Search
Close this search box.

Sumber Foto: Antara
Sumber Foto: Antara

Jakarta. ourvoice.or.id – Kami, yang tak mengenal  korupsi  meringkuk dalam penjara tanpa pengadilan, mulai 11 sampai 15 tahun. Enaknya Gayus yang sudah mengondol ratusan miliar, cuma kena 6 tahun. Dimana letak keadilan hukum di Indonesia ini?

Itulah penggalan puisi yang dibacakan oleh Lestari (81) berjudul “Srikandi Indonesia”, dalam acara penutupan “Konsultasi Nasional, Pengukuhan Hak Konstitusi Perempuan” di Hotel Kartika Chandra, Jakarta, (12-15/3/2012).

Lestari, satu dari 3,5 juta (diperkirakan) rakyat Indonesia yang menjadi korban 65. Perempuan  “rentah” itu masih menyisahkan kecerdasan dan semangat perjuangannya.  Penulis yakin, Lestari bukan orang “sembarangan”, masih sangat terlihat kecerdasan berpikir nenek ini.  Dia pernah menjadi ketua Gerakan Wanita Indonesia (Gerwani) tahun 1952 di Bojonegoro, Jatim.

Menurut Lestari, kecintaan pada Gerwani karena misi dan visi perjuangan untuk keadilan perempuan.  Diantaranya menghentikan pernikahan paksa anak, anti poligami dan pemberantasan buta huruf bagi perempuan.  Isu yang sampai detik ini (Maret 2012) masih terus terjadi di Indonesia.

Kartini adalah pahlawan yang dia kagumi, karena memberikan inspirasi untuk terus belajar dan berbagi ilmu dengan sesama perempuan.  Lestari ketika menjadi anggota Gerwani selalu memberikan pendidikan membaca dan menulis bagi para perempuan disekitar desanya. Gerwani sendiri diakui oleh banyak peneliti dunia sebagai satu organisasi perempuan paling “progresif” dalam sejarah Indonesia dan dunia pada masa itu.

Lestari menikah dengan seorang fungsionaris Partai Komunis Indonesia (PKI), Sunardi namanya.  Sunardi divonis mati dan mendekam di penjara Surabaya hingga meninggal pada 1984.

Dari perkawinan dengan Sunardi, Lestari dikaruniai empat orang anak.  Pernikahannya sangat bahagia dan tidak ada masalah apapun sebelum tragedi 65. Tragedi 65 menghancurkan semua kehidupan saya, suami dan anak-anak, cerita Lestari.   Bahkan satu orang anak perempuan (Nani) sampai saat ini hilang tidak ada kabar.

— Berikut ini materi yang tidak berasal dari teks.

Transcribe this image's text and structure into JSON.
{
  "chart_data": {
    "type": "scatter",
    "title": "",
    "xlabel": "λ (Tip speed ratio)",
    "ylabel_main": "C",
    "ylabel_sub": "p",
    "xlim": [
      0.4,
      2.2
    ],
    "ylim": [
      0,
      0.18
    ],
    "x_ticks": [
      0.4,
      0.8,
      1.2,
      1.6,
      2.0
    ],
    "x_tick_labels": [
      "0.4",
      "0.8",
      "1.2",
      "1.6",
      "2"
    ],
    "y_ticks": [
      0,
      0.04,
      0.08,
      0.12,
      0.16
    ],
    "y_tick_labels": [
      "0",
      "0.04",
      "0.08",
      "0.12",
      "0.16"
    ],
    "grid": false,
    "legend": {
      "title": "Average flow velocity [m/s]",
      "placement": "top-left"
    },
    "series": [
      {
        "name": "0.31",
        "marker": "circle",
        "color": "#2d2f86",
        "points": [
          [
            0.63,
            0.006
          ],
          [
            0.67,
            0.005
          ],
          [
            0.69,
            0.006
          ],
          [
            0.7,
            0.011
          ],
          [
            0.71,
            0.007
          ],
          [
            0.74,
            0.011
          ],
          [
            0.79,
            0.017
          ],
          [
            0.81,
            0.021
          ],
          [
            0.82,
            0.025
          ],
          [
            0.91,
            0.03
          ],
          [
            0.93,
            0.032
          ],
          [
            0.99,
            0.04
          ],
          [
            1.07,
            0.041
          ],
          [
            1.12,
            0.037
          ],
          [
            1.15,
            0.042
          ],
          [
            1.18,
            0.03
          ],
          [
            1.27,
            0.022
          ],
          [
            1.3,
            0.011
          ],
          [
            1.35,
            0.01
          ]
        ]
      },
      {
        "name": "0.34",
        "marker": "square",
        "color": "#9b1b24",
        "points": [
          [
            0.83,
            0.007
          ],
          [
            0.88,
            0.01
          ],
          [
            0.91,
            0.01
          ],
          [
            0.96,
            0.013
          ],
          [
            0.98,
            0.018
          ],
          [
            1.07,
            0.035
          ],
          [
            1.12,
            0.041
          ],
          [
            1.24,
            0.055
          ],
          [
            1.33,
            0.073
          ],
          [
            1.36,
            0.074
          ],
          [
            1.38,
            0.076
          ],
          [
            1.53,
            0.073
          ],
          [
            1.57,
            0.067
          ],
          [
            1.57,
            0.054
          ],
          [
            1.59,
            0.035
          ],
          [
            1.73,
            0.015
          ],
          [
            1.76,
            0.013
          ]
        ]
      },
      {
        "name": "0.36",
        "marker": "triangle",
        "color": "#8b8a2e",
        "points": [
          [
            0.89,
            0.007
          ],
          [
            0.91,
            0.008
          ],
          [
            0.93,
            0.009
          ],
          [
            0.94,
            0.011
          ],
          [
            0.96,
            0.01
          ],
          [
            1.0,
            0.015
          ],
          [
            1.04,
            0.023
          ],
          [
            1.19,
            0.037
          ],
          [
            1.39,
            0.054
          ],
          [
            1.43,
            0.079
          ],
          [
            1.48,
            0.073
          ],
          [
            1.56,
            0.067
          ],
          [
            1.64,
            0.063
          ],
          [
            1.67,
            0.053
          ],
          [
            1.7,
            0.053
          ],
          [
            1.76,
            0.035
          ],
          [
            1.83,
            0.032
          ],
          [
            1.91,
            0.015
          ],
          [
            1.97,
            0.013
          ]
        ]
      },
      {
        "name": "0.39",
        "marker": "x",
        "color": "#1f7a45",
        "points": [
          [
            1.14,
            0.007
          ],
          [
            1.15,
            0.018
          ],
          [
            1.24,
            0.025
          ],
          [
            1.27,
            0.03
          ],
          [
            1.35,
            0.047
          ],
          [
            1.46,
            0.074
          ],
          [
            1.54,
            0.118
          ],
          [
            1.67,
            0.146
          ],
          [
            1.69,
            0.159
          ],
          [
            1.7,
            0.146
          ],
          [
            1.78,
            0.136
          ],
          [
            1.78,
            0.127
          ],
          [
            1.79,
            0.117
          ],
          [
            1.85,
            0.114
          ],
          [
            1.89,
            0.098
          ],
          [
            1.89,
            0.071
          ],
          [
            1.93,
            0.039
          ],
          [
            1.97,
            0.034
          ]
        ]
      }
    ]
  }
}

Saya harus sembunyi dari satu tempat ke tempat lain dari kejaran militer saat itu.  Saya sangat sedih, cita-citaku untuk menyekolahkan anak setinggi mungkin tidak bisa terlaksana, ungkap Lestari dalam buku Memecah Pembisuan. Di Panti Jombo Waluya Sejati Abadi, Salemba, Jakarta Pusat, Lestari menghabiskan masa tuanya bersama para korban 65 lainnya.

Selama 11 tahun. Lestari ditahan tanpa proses pengadilan (1968-1979).  Dan sampai saat ini pemerintah Indonesia tidak pernah meminta maaf kepada Lestari dan para korban lainnya, kecuali saat pemerintahan Abdurrahman Wahid (Gus Dur).

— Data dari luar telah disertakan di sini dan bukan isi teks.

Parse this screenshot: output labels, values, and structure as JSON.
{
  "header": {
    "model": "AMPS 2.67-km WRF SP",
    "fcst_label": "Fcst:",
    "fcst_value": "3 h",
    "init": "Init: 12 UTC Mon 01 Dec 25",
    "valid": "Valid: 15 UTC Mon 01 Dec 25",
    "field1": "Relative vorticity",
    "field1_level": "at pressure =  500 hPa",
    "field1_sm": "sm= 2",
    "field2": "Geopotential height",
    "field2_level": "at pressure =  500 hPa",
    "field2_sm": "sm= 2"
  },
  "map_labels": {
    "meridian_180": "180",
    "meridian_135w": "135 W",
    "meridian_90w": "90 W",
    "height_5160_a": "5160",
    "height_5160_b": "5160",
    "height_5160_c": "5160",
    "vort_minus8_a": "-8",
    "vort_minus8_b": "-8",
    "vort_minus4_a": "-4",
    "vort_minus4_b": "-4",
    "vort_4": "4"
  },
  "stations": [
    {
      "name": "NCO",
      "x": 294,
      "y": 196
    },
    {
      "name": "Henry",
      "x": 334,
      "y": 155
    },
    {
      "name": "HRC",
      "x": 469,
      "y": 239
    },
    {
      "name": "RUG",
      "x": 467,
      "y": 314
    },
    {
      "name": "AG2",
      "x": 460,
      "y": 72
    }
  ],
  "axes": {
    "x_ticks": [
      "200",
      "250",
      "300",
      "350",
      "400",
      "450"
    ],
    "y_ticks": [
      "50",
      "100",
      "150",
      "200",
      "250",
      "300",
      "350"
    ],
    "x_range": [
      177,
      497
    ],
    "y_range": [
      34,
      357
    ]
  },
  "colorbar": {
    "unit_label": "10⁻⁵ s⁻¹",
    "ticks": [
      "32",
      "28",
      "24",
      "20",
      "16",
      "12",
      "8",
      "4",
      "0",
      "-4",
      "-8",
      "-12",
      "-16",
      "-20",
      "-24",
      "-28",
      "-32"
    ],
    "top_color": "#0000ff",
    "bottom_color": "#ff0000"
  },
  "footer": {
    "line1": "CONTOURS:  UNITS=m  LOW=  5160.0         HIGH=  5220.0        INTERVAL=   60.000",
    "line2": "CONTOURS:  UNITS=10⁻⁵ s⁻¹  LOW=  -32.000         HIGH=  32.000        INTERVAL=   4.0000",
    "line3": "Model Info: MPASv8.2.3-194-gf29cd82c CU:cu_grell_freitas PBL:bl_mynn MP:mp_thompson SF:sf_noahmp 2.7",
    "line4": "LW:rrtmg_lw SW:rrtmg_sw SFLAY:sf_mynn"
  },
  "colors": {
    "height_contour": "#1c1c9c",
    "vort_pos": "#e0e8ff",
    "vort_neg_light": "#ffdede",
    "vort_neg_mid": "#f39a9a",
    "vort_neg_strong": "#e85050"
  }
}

Masa itu sudah lewat 47 tahun yang lalu, Lestari semakin tua, negara tetap tidak pernah membongkar dan menindak para pelaku tragedi kemanusiaan 65.  Hal ini tentu menjadi “ganjalan” sejarah bagi penerus bangsa ini.  Karena kita tidak ingin menjadi bangsa yang “durhaka” terhadap para korban.  (Hartoyo)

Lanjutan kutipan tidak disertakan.